How much time should children spend online?

children online, teenage girl looks at phoneWe have been hearing mixed messages this week about how much time children should spend online. First the Children’s Commissioner Anne Longfield compared young people’s Internet usage to bingeing on junk food and encouraged parents to stop them overindulging during the summer holidays. In response, the former head of GCHQ Robert Hannigan said that parents should encourage children to spend more time online developing their digital skills.

At WaveLength, we believe that technology, social media and the Internet are tools. Like any tool, their outcomes depend on the way they are used. Social media is not always bad for children, and spending time in front of screens is not necessarily isolating. Technology, social media and the Internet connect people in a way that little else can. Communicating with a friend through WhatsApp or Snapchat is not less valuable than talking to them face-to-face. In many instances these tools allow people to maintain friendships across great distances and different time zones.

Robert Hannigan said “Life online and “real” life are not separate: they are all part of the same experience.” The digital world is here to stay, and it is becoming an increasingly large part of everyone’s daily life. Telling children that technology is bad for them will not prepare them for their future. It may even stop them from developing valuable friendships and maintaining connections with others.
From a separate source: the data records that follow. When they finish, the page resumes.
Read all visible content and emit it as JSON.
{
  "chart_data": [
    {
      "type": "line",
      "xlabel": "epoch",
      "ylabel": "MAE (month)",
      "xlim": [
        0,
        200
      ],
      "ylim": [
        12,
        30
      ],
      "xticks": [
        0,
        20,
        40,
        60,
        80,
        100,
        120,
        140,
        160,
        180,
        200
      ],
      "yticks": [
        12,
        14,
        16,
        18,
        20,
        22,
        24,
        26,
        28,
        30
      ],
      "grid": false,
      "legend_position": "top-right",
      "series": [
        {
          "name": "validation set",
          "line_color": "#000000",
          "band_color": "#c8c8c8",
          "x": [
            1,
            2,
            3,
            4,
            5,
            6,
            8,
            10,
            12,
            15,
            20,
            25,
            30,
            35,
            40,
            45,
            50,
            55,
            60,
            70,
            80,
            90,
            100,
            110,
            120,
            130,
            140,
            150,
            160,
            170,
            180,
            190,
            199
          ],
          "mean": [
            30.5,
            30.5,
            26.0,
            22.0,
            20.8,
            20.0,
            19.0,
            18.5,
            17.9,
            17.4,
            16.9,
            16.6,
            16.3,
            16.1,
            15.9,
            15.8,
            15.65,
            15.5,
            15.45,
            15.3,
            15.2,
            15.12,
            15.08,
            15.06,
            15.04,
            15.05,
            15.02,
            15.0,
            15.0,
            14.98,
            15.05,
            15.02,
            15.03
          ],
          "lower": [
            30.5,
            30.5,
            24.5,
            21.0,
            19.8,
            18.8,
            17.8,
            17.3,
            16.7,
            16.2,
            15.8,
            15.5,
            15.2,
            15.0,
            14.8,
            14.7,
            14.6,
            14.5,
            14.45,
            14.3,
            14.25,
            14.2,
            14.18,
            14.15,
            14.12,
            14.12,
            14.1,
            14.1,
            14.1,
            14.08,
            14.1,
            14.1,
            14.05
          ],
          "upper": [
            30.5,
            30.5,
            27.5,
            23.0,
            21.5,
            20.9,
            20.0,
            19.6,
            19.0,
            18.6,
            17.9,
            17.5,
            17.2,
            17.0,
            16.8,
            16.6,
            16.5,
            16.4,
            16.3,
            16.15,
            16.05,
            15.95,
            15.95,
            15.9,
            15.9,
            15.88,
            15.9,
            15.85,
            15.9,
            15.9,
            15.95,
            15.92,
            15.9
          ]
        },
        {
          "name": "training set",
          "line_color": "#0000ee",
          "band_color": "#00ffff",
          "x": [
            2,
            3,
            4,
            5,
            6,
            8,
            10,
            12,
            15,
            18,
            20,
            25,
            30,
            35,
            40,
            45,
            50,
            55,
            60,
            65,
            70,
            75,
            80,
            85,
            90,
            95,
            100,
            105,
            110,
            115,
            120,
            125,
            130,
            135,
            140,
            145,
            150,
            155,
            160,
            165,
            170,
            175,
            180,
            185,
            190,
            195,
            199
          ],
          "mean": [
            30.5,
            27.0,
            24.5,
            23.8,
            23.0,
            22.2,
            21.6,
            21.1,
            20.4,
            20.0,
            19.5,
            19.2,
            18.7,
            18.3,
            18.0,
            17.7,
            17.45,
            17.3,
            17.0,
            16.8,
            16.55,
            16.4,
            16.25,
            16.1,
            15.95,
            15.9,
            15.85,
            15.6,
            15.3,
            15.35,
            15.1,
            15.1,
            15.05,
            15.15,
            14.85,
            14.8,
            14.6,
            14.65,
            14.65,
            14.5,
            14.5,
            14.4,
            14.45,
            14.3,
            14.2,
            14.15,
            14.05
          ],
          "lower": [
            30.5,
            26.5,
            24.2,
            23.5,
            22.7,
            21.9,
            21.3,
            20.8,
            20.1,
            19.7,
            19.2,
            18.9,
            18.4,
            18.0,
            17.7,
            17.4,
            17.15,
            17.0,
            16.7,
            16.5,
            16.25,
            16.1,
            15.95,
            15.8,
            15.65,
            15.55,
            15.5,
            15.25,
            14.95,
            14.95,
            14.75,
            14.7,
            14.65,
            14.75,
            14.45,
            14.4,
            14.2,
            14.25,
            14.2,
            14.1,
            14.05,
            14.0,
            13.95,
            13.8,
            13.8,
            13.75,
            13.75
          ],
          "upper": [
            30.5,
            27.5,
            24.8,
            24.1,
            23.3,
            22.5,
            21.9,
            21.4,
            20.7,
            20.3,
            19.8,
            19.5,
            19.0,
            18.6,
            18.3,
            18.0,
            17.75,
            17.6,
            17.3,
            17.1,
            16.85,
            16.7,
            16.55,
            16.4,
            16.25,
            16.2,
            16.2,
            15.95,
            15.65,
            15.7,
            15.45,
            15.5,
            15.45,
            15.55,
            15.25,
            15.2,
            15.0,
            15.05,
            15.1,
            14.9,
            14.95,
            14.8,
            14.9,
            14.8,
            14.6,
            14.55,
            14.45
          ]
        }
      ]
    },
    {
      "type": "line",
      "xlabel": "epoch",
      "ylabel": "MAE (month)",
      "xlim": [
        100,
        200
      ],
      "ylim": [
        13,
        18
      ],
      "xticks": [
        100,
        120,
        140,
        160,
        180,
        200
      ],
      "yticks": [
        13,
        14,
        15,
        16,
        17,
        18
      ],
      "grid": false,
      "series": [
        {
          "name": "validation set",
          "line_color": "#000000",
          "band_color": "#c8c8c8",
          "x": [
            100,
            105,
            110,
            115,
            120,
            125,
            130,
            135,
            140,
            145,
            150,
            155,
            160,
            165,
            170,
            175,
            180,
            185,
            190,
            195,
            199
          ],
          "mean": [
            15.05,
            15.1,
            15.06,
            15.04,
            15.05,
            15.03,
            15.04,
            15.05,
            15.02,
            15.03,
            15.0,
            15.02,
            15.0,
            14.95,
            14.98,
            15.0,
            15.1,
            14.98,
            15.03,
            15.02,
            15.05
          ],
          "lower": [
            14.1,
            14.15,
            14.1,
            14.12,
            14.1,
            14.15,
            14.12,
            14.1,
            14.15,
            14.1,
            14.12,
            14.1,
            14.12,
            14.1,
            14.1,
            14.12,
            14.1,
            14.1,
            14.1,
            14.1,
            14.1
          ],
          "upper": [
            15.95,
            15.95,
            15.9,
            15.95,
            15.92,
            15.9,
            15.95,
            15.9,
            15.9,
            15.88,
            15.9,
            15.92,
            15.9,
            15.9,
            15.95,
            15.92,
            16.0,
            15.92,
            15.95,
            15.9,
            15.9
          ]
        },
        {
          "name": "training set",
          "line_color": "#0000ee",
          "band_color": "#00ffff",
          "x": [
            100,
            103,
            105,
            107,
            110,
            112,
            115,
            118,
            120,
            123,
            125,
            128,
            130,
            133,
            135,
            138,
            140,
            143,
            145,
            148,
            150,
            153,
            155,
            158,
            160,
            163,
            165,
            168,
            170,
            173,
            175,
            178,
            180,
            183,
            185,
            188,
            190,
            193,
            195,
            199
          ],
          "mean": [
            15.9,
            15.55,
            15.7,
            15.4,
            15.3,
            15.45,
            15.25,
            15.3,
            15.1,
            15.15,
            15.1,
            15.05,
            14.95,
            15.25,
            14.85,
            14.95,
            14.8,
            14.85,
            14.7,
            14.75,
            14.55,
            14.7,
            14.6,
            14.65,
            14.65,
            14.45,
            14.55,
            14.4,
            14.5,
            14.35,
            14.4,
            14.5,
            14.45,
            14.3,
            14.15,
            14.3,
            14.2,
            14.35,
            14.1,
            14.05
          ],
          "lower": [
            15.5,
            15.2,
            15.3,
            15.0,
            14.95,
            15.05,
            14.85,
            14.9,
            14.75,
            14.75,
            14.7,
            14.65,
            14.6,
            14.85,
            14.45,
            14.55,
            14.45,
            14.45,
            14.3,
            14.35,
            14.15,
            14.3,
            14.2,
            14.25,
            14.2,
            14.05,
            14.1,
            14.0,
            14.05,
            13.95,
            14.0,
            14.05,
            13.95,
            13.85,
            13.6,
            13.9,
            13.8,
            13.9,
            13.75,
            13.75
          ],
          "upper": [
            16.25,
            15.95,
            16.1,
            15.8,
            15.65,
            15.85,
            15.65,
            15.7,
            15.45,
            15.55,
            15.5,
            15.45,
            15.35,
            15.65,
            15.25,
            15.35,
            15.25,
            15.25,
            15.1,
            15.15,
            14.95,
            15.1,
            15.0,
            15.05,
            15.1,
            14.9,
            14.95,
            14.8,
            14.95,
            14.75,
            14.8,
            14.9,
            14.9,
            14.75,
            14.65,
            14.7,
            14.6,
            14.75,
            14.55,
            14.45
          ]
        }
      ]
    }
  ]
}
We agree with Hannigan when he says we need to challenge the assumption that time in front of a screen is wasted. Nobody can deny the importance of developing rich social lives, building friendships and spending quality time with other people. As another report released this week reminded us, loneliness is a greater threat to public health than obesity. But technology doesn’t make people more isolated. In fact, people who are isolated use it as a tool to overcome their loneliness.

Time in front of a screen is not wasted if it allows someone to learn new skills, connect with others, have fun and build friendships. Which is exactly how children should be spending their summer holidays.